We are a Shakespeare Festival whose performance venue is located on Sen’ákw, the site of a vibrant Coast Salish village which was the home of Indigenous nations for thousands of years. In recent years, our status as occupants of that space has prompted us to embark on a process of internal examination and change. We’ve considered what it means for us in the 21st century to be a presenter of plays written 400 years ago that are rooted in colonial arts practice. We have made some progress towards understanding and change-making, while fully recognizing we have so much more to do.

Now we have become witnesses to the profoundly powerful events in the days following the killing of George Floyd in Minneapolis. We have seen anti-Black, anti-Indigenous and anti-Asian racism and its impact in a visceral way. We have been reminded that it is systemic in this country, and has destroyed the rights and very existence of so many Black, Indigenous and racialized people.

Last week our Bard employee group set aside a dedicated period of time to explore and share with each other things we didn’t know – and need to learn – to gain a deeper understanding of the ways racism exists within ourselves, within our community and beyond – and how each of us is complicit in its existence. Our board of directors are also engaged in reflection, discussion and listening – and are committed to action and accountability.

We acknowledge that we have made mistakes and missed opportunities in the past, as individuals and as an organization. We are determined to forge a new path as change agents and as citizens, and we are resolved to do this work with greater focus, more energy and more resources.

What will that mean in practice?

We’ve set up an internal working group as a next step and are actively dedicating resources to make sure we are discussing the issues, identifying overt and unconscious biases in ourselves and making sure our short and long-term actions reflect and embed our learning. We are making a public commitment to do more, both as individuals and as an organization, and we commit to sharing our plans with you and others as we develop them in the coming weeks and beyond.

It also means we are inviting you to speak your truth to us. We want to hear from those of you who see opportunities for us to do better.

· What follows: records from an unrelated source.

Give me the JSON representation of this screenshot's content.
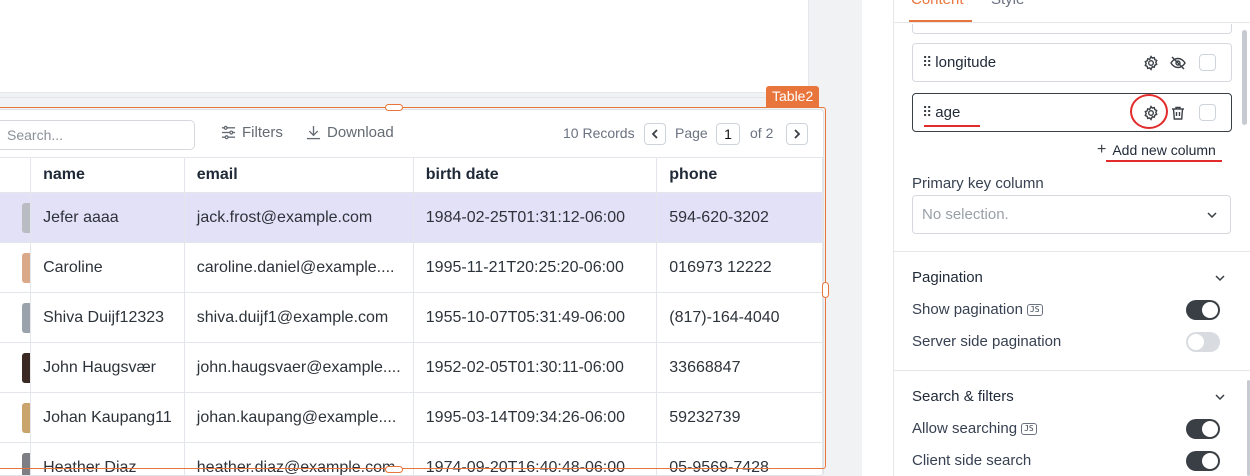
{
  "widget": {
    "name": "Table2"
  },
  "toolbar": {
    "search_placeholder": "Search...",
    "filters_label": "Filters",
    "download_label": "Download",
    "records_label": "10 Records",
    "page_label": "Page",
    "page_value": "1",
    "page_of": "of 2"
  },
  "table": {
    "columns": [
      "name",
      "email",
      "birth date",
      "phone"
    ],
    "rows": [
      {
        "name": "Jefer aaaa",
        "email": "jack.frost@example.com",
        "birth": "1984-02-25T01:31:12-06:00",
        "phone": "594-620-3202"
      },
      {
        "name": "Caroline",
        "email": "caroline.daniel@example....",
        "birth": "1995-11-21T20:25:20-06:00",
        "phone": "016973 12222"
      },
      {
        "name": "Shiva Duijf12323",
        "email": "shiva.duijf1@example.com",
        "birth": "1955-10-07T05:31:49-06:00",
        "phone": "(817)-164-4040"
      },
      {
        "name": "John Haugsvær",
        "email": "john.haugsvaer@example....",
        "birth": "1952-02-05T01:30:11-06:00",
        "phone": "33668847"
      },
      {
        "name": "Johan Kaupang11",
        "email": "johan.kaupang@example....",
        "birth": "1995-03-14T09:34:26-06:00",
        "phone": "59232739"
      },
      {
        "name": "Heather Diaz",
        "email": "heather.diaz@example.com",
        "birth": "1974-09-20T16:40:48-06:00",
        "phone": "05-9569-7428"
      }
    ]
  },
  "panel": {
    "tabs": [
      "Content",
      "Style"
    ],
    "columns": [
      {
        "label": "longitude"
      },
      {
        "label": "age"
      }
    ],
    "add_column_label": "Add new column",
    "primary_key_label": "Primary key column",
    "primary_key_placeholder": "No selection.",
    "pagination": {
      "title": "Pagination",
      "show_pagination": "Show pagination",
      "server_side": "Server side pagination"
    },
    "search": {
      "title": "Search & filters",
      "allow_searching": "Allow searching",
      "client_side": "Client side search"
    },
    "js_badge": "JS"
  },
  "colors": {
    "accent": "#e8763c",
    "selected_row": "#e3e1f8",
    "annotation_red": "#e22c2c",
    "toggle_on": "#3a3f45"
  },
  "toggles": {
    "show_pagination": true,
    "server_side_pagination": false,
    "allow_searching": true,
    "client_side_search": true
  }
}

If you’d like to ask questions, share thoughts, or propose ways we can change, please contact us at [email protected] and [email protected]; if you would like your message to go to our Board of Directors, please email [email protected]. In the time of COVID-19, we can’t safely gather together in person for this vital dialogue, but we are committed to launching a new level of active communication within and outside our organization, through all the ways we are able to offer and others you may suggest.

With our thanks for the time you’ve taken to read these words and consider their meaning, and for the ways you choose to respond.